Meriam Process Technologies
Building upon its legacy as a market leader in instrumentation products for flow, pressure and differential pressure measurement applications, Meriam Process Technologies last year developed a new handheld multifunctional tester that replaces multiple units required to do the same job.
The product, the MFT 4000, is a smart calibration unit designed for every manufacturing and processing industry. It allows users to measure pressure, differential pressure and temperature; measure voltage or current; and calibrate field devices from the palm of their hands.
More significantly, it is the first unit developed with the ability to poll, configure and maintain a specific digital communications protocol (HART) with one unit instead of what previously required up to three different types of units. That reduces the overall costs for Meriam's customers and helps forge stronger relationships between it and its clients.
OEM Labeling Systems
When John Heaney took over OEM Labeling Systems in May 2001, he engineered a complete turnaround of the Salem-based manufacturer that was so successful he purchased the firm in March 2002. OEM manufactures machines that apply pressure sensitive labels.
Among Heaney's initiatives were a Web site focused on better satisfying customer needs and the development of a new label applicator which would position the company to better compete against larger market players.
Because OEM sells exclusively through a dealer network, it does not have extensive direct contact with end users of its equipment. Recognizing this, Heaney designed OEM's new Web site to provide in-depth information about OEM's product line and details about its previous engineering successes. Dealers are encouraged to refer clients to OEM's site to learn about the company that will be manufacturing its products.
Heaney's second endeavor, developing a new label applicator, was a more intensive task. He started with a blank slate, solicited input from OEM's top distributors and designed a machine that requires 30 percent fewer parts, can be built either right- or left-handed, takes four hours less time to assemble, weighs 20 pounds less than its predecessor and is 50 percent faster.
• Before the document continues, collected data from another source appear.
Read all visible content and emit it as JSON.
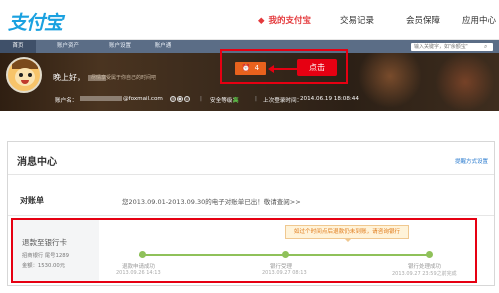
{
  "header": {
    "logo": "支付宝",
    "nav": [
      {
        "label": "我的支付宝",
        "active": true
      },
      {
        "label": "交易记录"
      },
      {
        "label": "会员保障"
      },
      {
        "label": "应用中心"
      }
    ],
    "nav_dot": "◆"
  },
  "tabs": [
    "首页",
    "账户资产",
    "账户设置",
    "账户通"
  ],
  "search": {
    "placeholder": "输入关键字，如\"余额宝\""
  },
  "account": {
    "greeting": "晚上好，",
    "tip": "尽情享受属于你自己的时间吧",
    "account_label": "账户名：",
    "account_suffix": "@foxmail.com",
    "security_label": "安全等级：",
    "security_value": "高",
    "last_login_label": "上次登录时间：",
    "last_login_value": "2014.06.19 18:08:44",
    "message_count": "4",
    "click_tag": "点击"
  },
  "message_center": {
    "title": "消息中心",
    "setting_link": "提醒方式设置",
    "statement_label": "对账单",
    "statement_text": "您2013.09.01-2013.09.30的电子对账单已出！敬请查阅>>",
    "refund": {
      "title": "退款至银行卡",
      "bank": "招商银行 尾号1289",
      "amount": "金额：1530.00元"
    },
    "tooltip": "如过个时间点后退款仍未到账，请咨询银行",
    "steps": [
      {
        "label": "退款申请成功",
        "time": "2013.09.26 14:13"
      },
      {
        "label": "银行受理",
        "time": "2013.09.27 08:13"
      },
      {
        "label": "银行处理成功",
        "time": "2013.09.27 23:59之前完成"
      }
    ]
  },
  "colors": {
    "brand_blue": "#1aa1e0",
    "accent_red": "#e60012",
    "orange": "#e9621d",
    "progress_green": "#8fc15a"
  }
}
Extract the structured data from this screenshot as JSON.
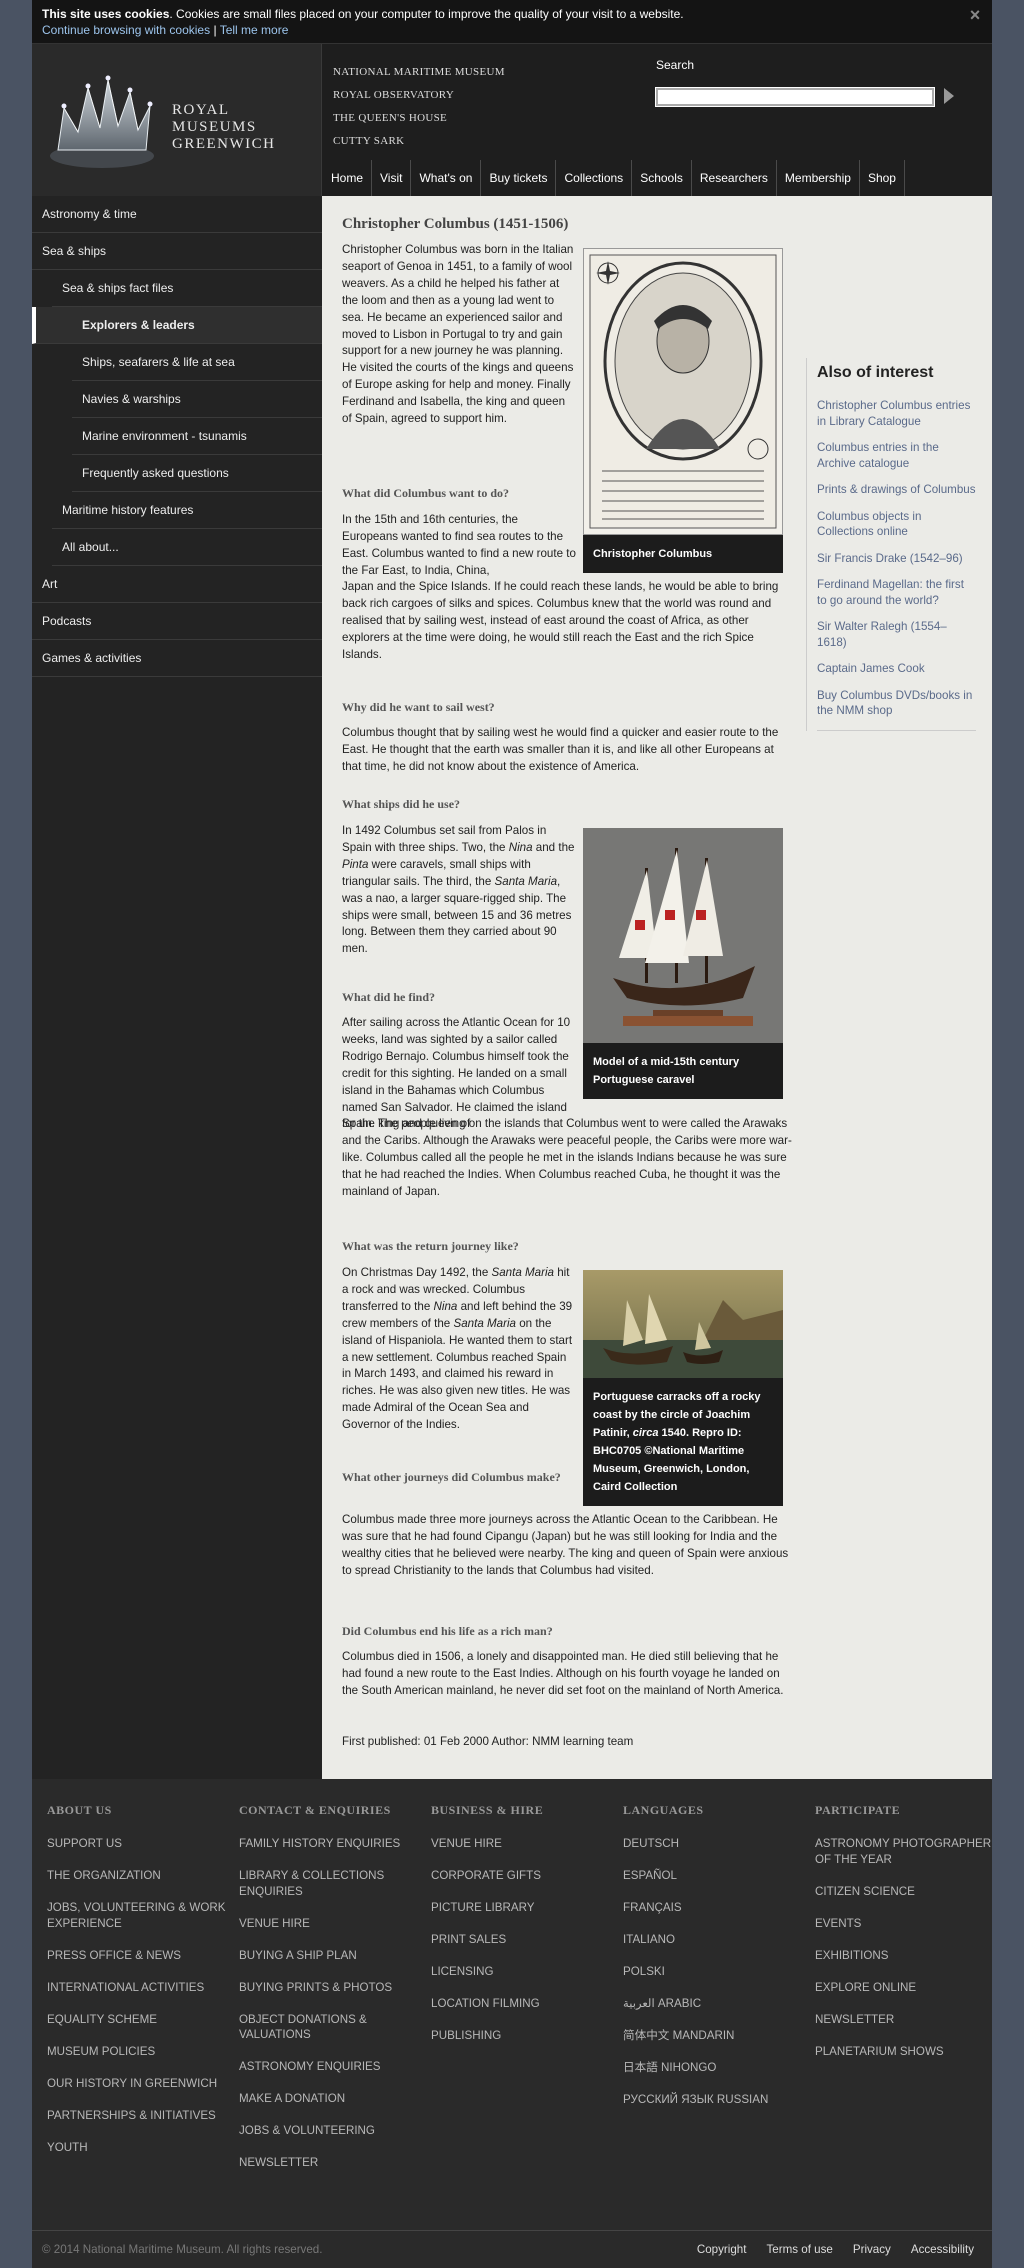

The combined results of those initiatives have been impressive. Sales for 2002 were expected to be 50 percent greater than for 2001; the average machine order revenue has doubled; gross margins have increased more than 20 percent; and OEM won a hotly contested project valued at nearly $1 million.
Valtronic USA Inc.
Like its Swiss parent company, Valtronic SA, Valtronic USA Inc. designs and manufactures miniaturized electronic devices such as the world's smallest hearing aid, an electronic device smaller than a pencil eraser.
The Solon-based manufacturer maintains rigorously tight controls over its manufacturing production processes, to the point where it must achieve no less than 98 percent yields to be profitable. Lower yields result in increased scrap that reduces the profit margin.
Higher yields are accomplished through Valtronic's unique manufacturing processes. While some miniaturization processes provide for progressive testing and reworking, the near microscopic size of miniaturized electronic components makes this a tedious and time-consuming operation.
Valtronic's process is more front-loaded and involved the design and installation of $1 million in new equipment, as well as a continuous re-evaluation and improvement upon its manufacturing techniques.
For more than 80 years, Vita-Mix Corp. has manufactured high-performance blenders for home, business and commercial use. Its engineers continuously seek new technologies to design and implement for the manufacture of the company's line of blenders.
Vita-Mix's most recent product of its innovative techniques is the Portion Blending System, a programmable blender and ice shaver that measures ice by weight for consistent proportions. The PBS holds five gallons of ice cubes and automatically dispenses a precise amount of shaved ice.
It is capable of making up to four drinks at one time, and was developed in response to Vita-Mix's customers seeking solutions to labor challenges in the food service industry.
The impact of the new product has been significant to both the industry -- it saves restaurant chains from having to train employees on understanding blender portions -- and Vita-Mix, which has seen its sales increase as a result of the PBS.